I liked the ebb and flow of this battle, and how the viewers are even seduced into thinking this lady is gaga over Batman. Huh? “I thought you’d be dead by now!” So, this was all a trick and she was getting close to him to poison him! Once this cat is out of the bag, seduction gives way to all-out war, with Catwoman’s threat of a cat-form of karate. We think it’s entirely possible that, like the lithe cheetah or even the ocelot, the clawed Catwoman might have a chance to take down her foe. This is countered by Batman’s declaration that cat-Karate only works as a counter-attack, so he won’t attack. And voila, the covers come off and the henchmen are the next chess move.
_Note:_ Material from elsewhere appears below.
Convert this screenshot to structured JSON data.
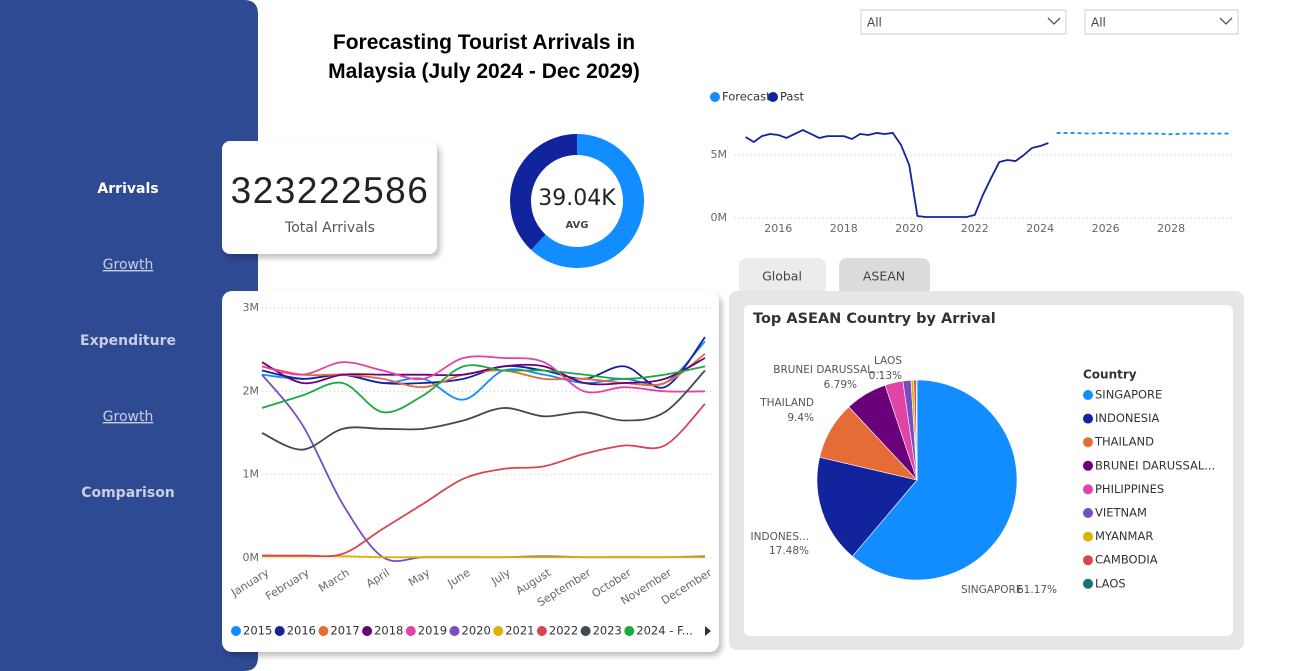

It’s all very, very clever in the writing. The writer in inspired because he knows who will be acting his scene.
The scene is compact and self-contained, and shows the best of the participants, and why, 50 years later, it still maintains an enthusiastic audience. People cherish many familiar clips. Oh, Mary Astor trying to persuade and flirt her way out of trouble with Humphrey Bogart, only to have Bogart waver slightly but affirm “You’re going over…maybe I’ll have some rotten nights…” This Batman scene is very much a “classic” like that. It’s conflict, it’s complicated, and it’s got the magic that comes from all the forces aligning just right: writer, director and performers
A brilliant choice, isolating this Bat-moment. It looks easy, and anyone can instantly enjoy it, but it is such art, that it can be savored again and again. Some of us can be moved to analyze it, and write many paragraphs about it, which is a testament to its greatness. It’s just as much of a testament when some who watch can only say “WOW!”